Figure 2: Evolution of creatinine levels during the days of hospitalization.
The patient’s obstruction was resolved on the first day of hospitalization with a urinary catheter but electrolyte abnormalities (hyperkalemia) persisted and hemodialysis was started.
The clinical presentation of AKI due to a urinary tract obstruction varies according to the site of the obstruction, the degree of the obstruction (partial or complete) and the speed at which it occurs. It usually manifests with pain, changes in the urinary pattern, hypertension, hematuria and elevation of serum creatinine . When pain is present, it is secondary to bladder distention, infection or lithiasis; hydronephrosis by itself is asymptomatic . In our patient due to the large mass that was palpated in mesogastrium, it was decided to perform a CT as the first option because of the possibility of ruling out other causes of urinary retention besides increased prostate size. Although our patient had alterations in urinary volume this was not perceived by our patient as something annoying and only after an intentional interrogation is that he referred urinary symptoms. Drawing to our attention the significant elevation of the serum creatinine that normally occurs in bilateral obstruction which is the first indicator of obstruction. Obstruction of the upper and lower urinary tracts may occur in the setting of preexisting CKD whether CKD is due to an obstructive or another cause, and should be considered in all patients presenting with acute-on-chronic . This may be the reason why our patient seemed to have good clinical tolerance to the considerably high levels of urea.

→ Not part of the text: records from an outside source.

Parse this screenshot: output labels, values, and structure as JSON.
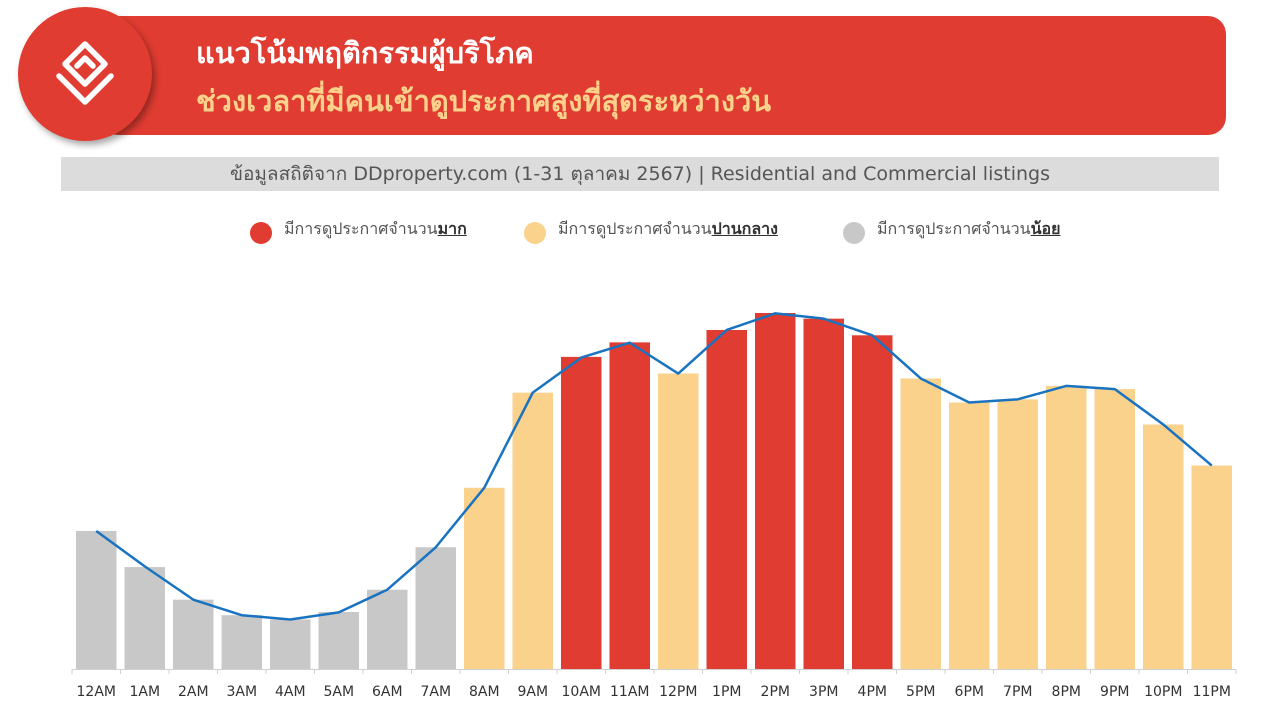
{
  "header": {
    "title": "แนวโน้มพฤติกรรมผู้บริโภค",
    "subtitle": "ช่วงเวลาที่มีคนเข้าดูประกาศสูงที่สุดระหว่างวัน",
    "logo": "home-logo-icon"
  },
  "source": "ข้อมูลสถิติจาก DDproperty.com (1-31 ตุลาคม 2567) | Residential and Commercial listings",
  "legend": [
    {
      "prefix": "มีการดูประกาศจำนวน",
      "bold": "มาก",
      "color": "#e03c31"
    },
    {
      "prefix": "มีการดูประกาศจำนวน",
      "bold": "ปานกลาง",
      "color": "#fad28c"
    },
    {
      "prefix": "มีการดูประกาศจำนวน",
      "bold": "น้อย",
      "color": "#c8c8c8"
    }
  ],
  "colors": {
    "high": "#e03c31",
    "medium": "#fad28c",
    "low": "#c8c8c8",
    "line": "#1a73c0"
  },
  "chart_data": {
    "type": "bar",
    "categories": [
      "12AM",
      "1AM",
      "2AM",
      "3AM",
      "4AM",
      "5AM",
      "6AM",
      "7AM",
      "8AM",
      "9AM",
      "10AM",
      "11AM",
      "12PM",
      "1PM",
      "2PM",
      "3PM",
      "4PM",
      "5PM",
      "6PM",
      "7PM",
      "8PM",
      "9PM",
      "10PM",
      "11PM"
    ],
    "values": [
      39,
      28.8,
      19.6,
      15.2,
      14,
      16.1,
      22.4,
      34.4,
      51.2,
      78.1,
      88.2,
      92.3,
      83.5,
      95.8,
      100.6,
      99,
      94.3,
      82.1,
      75.3,
      76.2,
      80,
      79.1,
      69.1,
      57.5
    ],
    "line_values": [
      39,
      29,
      19.6,
      15.2,
      14,
      16,
      22.4,
      34.4,
      51.2,
      78.1,
      88,
      92.2,
      83.5,
      95.8,
      100.5,
      99,
      94.3,
      82.1,
      75.3,
      76.2,
      80,
      79.1,
      69.1,
      57.5
    ],
    "levels": [
      "low",
      "low",
      "low",
      "low",
      "low",
      "low",
      "low",
      "low",
      "medium",
      "medium",
      "high",
      "high",
      "medium",
      "high",
      "high",
      "high",
      "high",
      "medium",
      "medium",
      "medium",
      "medium",
      "medium",
      "medium",
      "medium"
    ],
    "ylim": [
      0,
      105
    ],
    "grid": false
  }
}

There are no absolute criteria for when to initiate dialysis in these patients, but it is recommended to initiate before complications occur [6,9]. It is important to remember that the serum creatinine level does not correlate with Glomerular Filtration Rate (GFR) in a patient with AKI, so the clinical manifestations will govern the decision of renal replacement therapy. It is for this reason that in the beginning this treatment was not initiated in our patient, in spite of having a potassium greater than 6.5 mEq/L and urea greater than 30mEq/L because it did not cause significant electrocardiographic changes and was not accompanied with alterations in the mental status or symptoms of severe uremic encephalopathy however despite bladder catheterization, the hyperkalemia persisted and renal replacement therapy was decided to start.